Dachshunds are tracking dogs that were bred to hunt badgers and other tunnel animals, rabbits and foxes. Hunters even used packs of Dachshunds to track wild boars. Today, their versatility makes them excellent family companions, show dogs, and small game hunters.
The Dachshund originated in Germany where it was known as the Dachshund, dachs meaning das and hund meaning dog. Images of dogs resembling dachshunds date back to the 15th century, and documents from the 16th century mention the "earth dog," "badger creeper," and "dachsel." The badger was not the Dachshund's only prey. He was also used on dens like foxes, and packs of Dachshunds followed wild boars. Those early Dachshunds varied greatly in size. The dogs used on badgers and wild boars weighed 13 to 15 kg. Dachshunds used to hunt foxes and deer weighed 7 to 10 kg, and smaller 6 kg Dachshunds hunted hares and weasels. For a short time in the early 20th century, 2 kg Dachshunds were used to shoot cottontail rabbits.

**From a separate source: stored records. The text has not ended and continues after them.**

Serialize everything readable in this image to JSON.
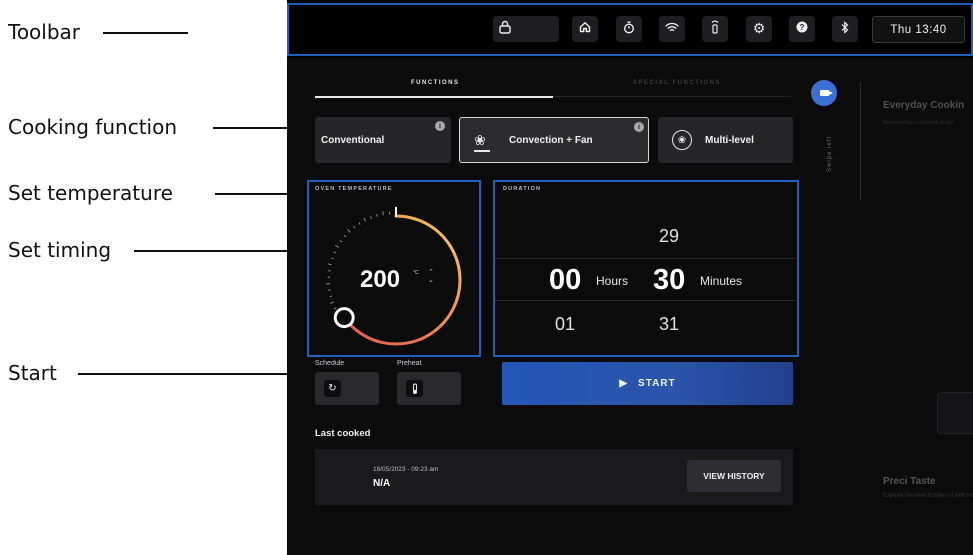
{
  "annotations": {
    "toolbar": "Toolbar",
    "cooking_function": "Cooking function",
    "set_temperature": "Set temperature",
    "set_timing": "Set timing",
    "start": "Start"
  },
  "toolbar": {
    "icons": [
      "lock-icon",
      "home-icon",
      "timer-icon",
      "wifi-icon",
      "remote-icon",
      "gear-icon",
      "help-icon",
      "bluetooth-icon"
    ],
    "clock": "Thu 13:40"
  },
  "tabs": {
    "functions": "FUNCTIONS",
    "special_functions": "SPECIAL FUNCTIONS"
  },
  "functions": {
    "conventional": "Conventional",
    "convection_fan": "Convection + Fan",
    "multi_level": "Multi-level",
    "selected": "Convection + Fan"
  },
  "swipe_hint": "Swipe left",
  "temperature": {
    "title": "OVEN TEMPERATURE",
    "value": "200",
    "unit": "°C",
    "fraction_of_range": 0.65
  },
  "duration": {
    "title": "DURATION",
    "hours_prev": "",
    "hours": "00",
    "hours_next": "01",
    "hours_label": "Hours",
    "minutes_prev": "29",
    "minutes": "30",
    "minutes_next": "31",
    "minutes_label": "Minutes"
  },
  "schedule": {
    "label": "Schedule"
  },
  "preheat": {
    "label": "Preheat"
  },
  "start": {
    "label": "START"
  },
  "last_cooked": {
    "title": "Last cooked",
    "date": "18/05/2023 - 09:23 am",
    "name": "N/A",
    "history_button": "VIEW HISTORY"
  },
  "side_cards": [
    {
      "title": "Everyday Cookin",
      "subtitle": "An everyday cookbook to get"
    },
    {
      "title": "Preci Taste",
      "subtitle": "Explore the new frontier of with Haier's AI"
    }
  ],
  "colors": {
    "highlight": "#1f5fbf",
    "start_button": "#2457b8",
    "accent_blue": "#3c6fd8",
    "dial_gradient_start": "#e85a4f",
    "dial_gradient_end": "#f5c664"
  }
}
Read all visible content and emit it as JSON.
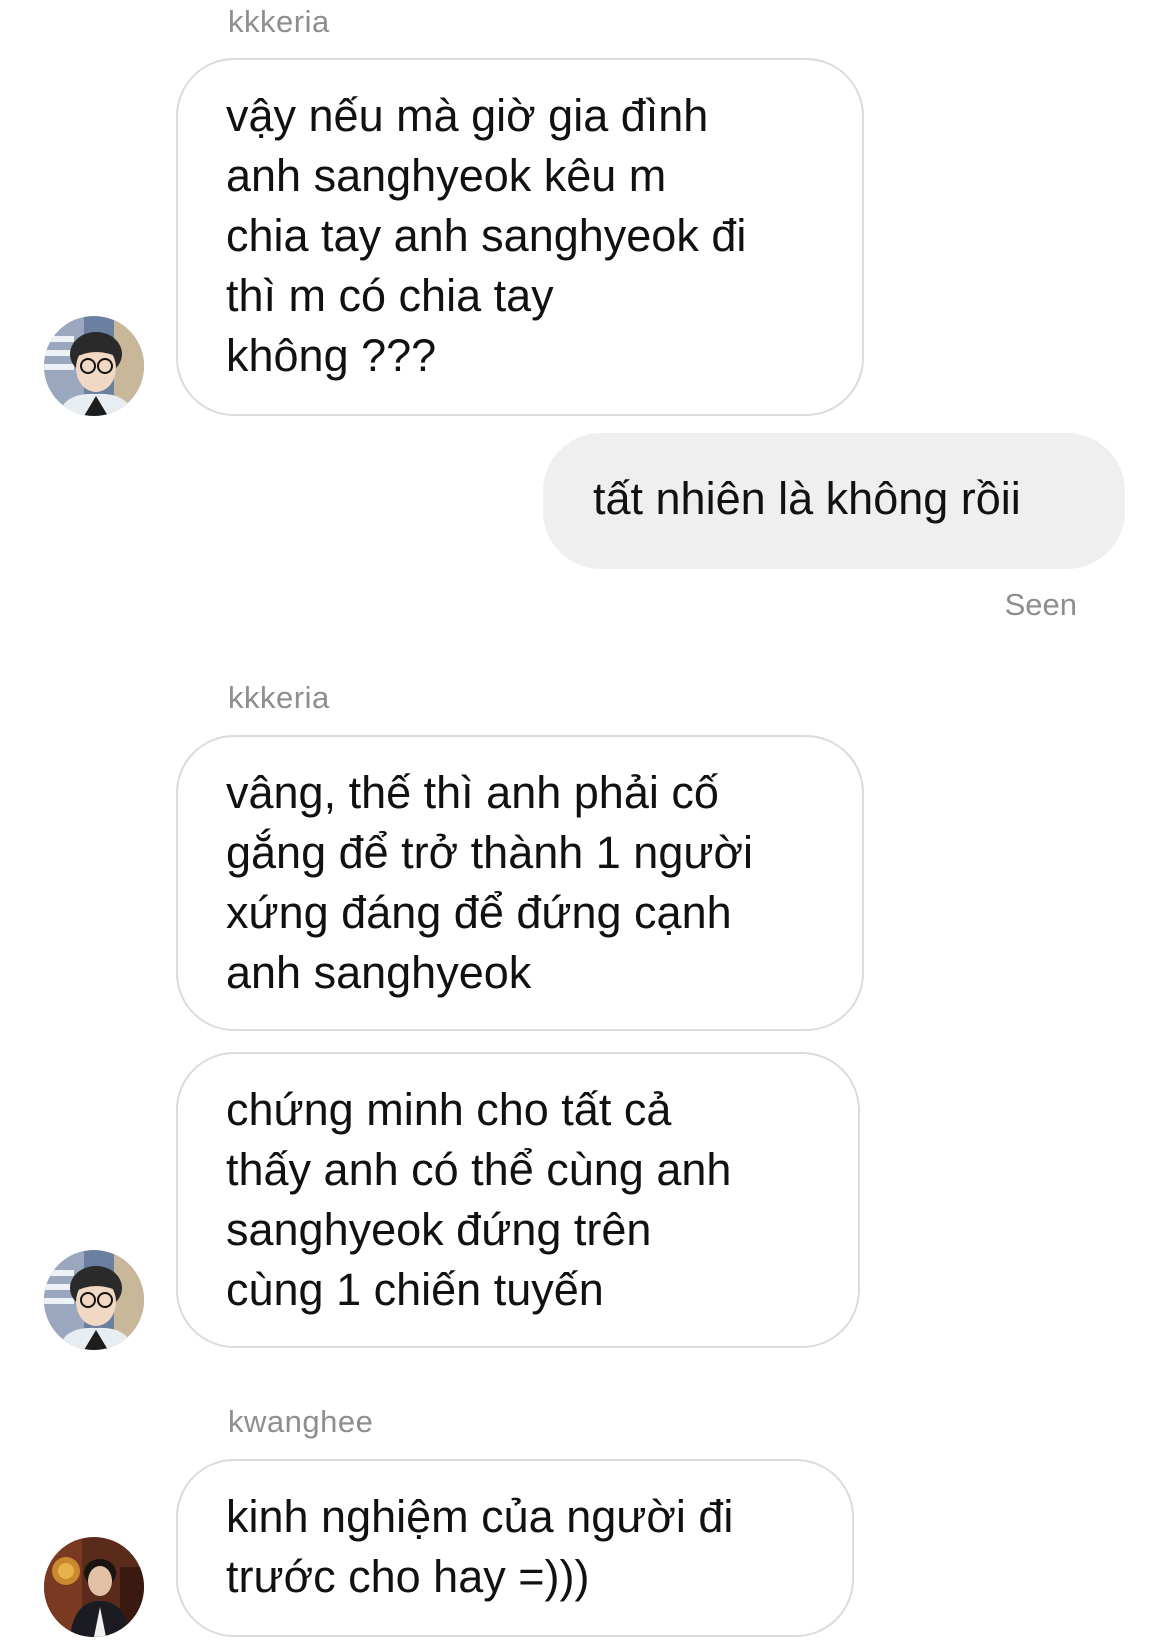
{
  "thread": {
    "group1": {
      "sender": "kkkeria",
      "messages": [
        "vậy nếu mà giờ gia đình\nanh sanghyeok kêu m\nchia tay anh sanghyeok đi\nthì m có chia tay\nkhông ???"
      ]
    },
    "outgoing": {
      "text": "tất nhiên là không rồii",
      "status": "Seen"
    },
    "group2": {
      "sender": "kkkeria",
      "messages": [
        "vâng, thế thì anh phải cố\ngắng để trở thành 1 người\nxứng đáng để đứng cạnh\nanh sanghyeok",
        "chứng minh cho tất cả\nthấy anh có thể cùng anh\nsanghyeok đứng trên\ncùng 1 chiến tuyến"
      ]
    },
    "group3": {
      "sender": "kwanghee",
      "messages": [
        "kinh nghiệm của người đi\ntrước cho hay =)))"
      ]
    }
  }
}
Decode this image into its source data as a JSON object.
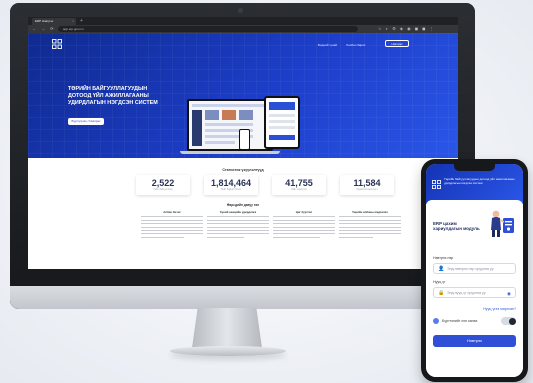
{
  "browser": {
    "tab_title": "ERP Нэвтрэх",
    "tab_close": "×",
    "new_tab": "+",
    "nav_icons": "← → ⟳",
    "url": "app.erp.gov.mn",
    "ext_icons": "☆ ◐ ⚙ ◈ ◉ ◼ ◼ ⋮"
  },
  "site": {
    "nav": [
      "Бидний тухай",
      "Холбоо барих"
    ],
    "login_label": "Нэвтрэх",
    "hero_title_lines": [
      "ТӨРИЙН БАЙГУУЛЛАГУУДЫН",
      "ДОТООД ҮЙЛ АЖИЛЛАГААНЫ",
      "УДИРДЛАГЫН НЭГДСЭН СИСТЕМ"
    ],
    "hero_button": "Бүртгүүлэх / Нэвтрэх",
    "stats_title": "Статистик үзүүлэлтүүд",
    "stats": [
      {
        "value": "2,522",
        "label": "Нийт байгууллага"
      },
      {
        "value": "1,814,464",
        "label": "Нийт баримт бичиг"
      },
      {
        "value": "41,755",
        "label": "Нийт хэрэглэгч"
      },
      {
        "value": "11,584",
        "label": "Идэвхтэй хэрэглэгч"
      }
    ],
    "about_title": "Өөрсдийн давуу тал",
    "columns": [
      {
        "heading": "Албан бичиг"
      },
      {
        "heading": "Хүний нөөцийн удирдлага"
      },
      {
        "heading": "Цаг бүртгэл"
      },
      {
        "heading": "Төрийн албаны мэдээлэл"
      }
    ]
  },
  "phone": {
    "header_text": "Төрийн байгууллагуудын дотоод үйл ажиллагааны удирдлагын нэгдсэн систем",
    "title": "ERP цахим хариулдагын модуль",
    "username_label": "Нэвтрэх нэр",
    "username_placeholder": "Энд нэвтрэх нэр оруулна уу",
    "password_label": "Нууц үг",
    "password_placeholder": "Энд нууц үг оруулна уу",
    "forgot_label": "Нууц үгээ мартсан?",
    "remember_label": "Бүртгэлийг хэн санах",
    "submit_label": "Нэвтрэх",
    "user_icon": "user-icon",
    "lock_icon": "lock-icon",
    "eye_icon": "eye-icon"
  },
  "colors": {
    "primary": "#2f4fd6",
    "hero_dark": "#0f2a8f",
    "device_frame": "#17181b"
  }
}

The Dachshund is described as smart, lively and courageous to the point of recklessness. He is bred for perseverance, which is another way of saying he can be stubborn. Dachshunds have a reputation for being entertaining and fearless, but what they want most is to cuddle with their owners. For many Dachshund people, this trait outweighs the fact that they have to deal with the fact that the breed wants to have its own way. Dachshund personality can also vary with coat type. Because wirehaired dachshunds have terriers in their background, they can be mischievous troublemakers. Longhairs are calm and quiet, and shorthairs have a personality that is somewhere in between.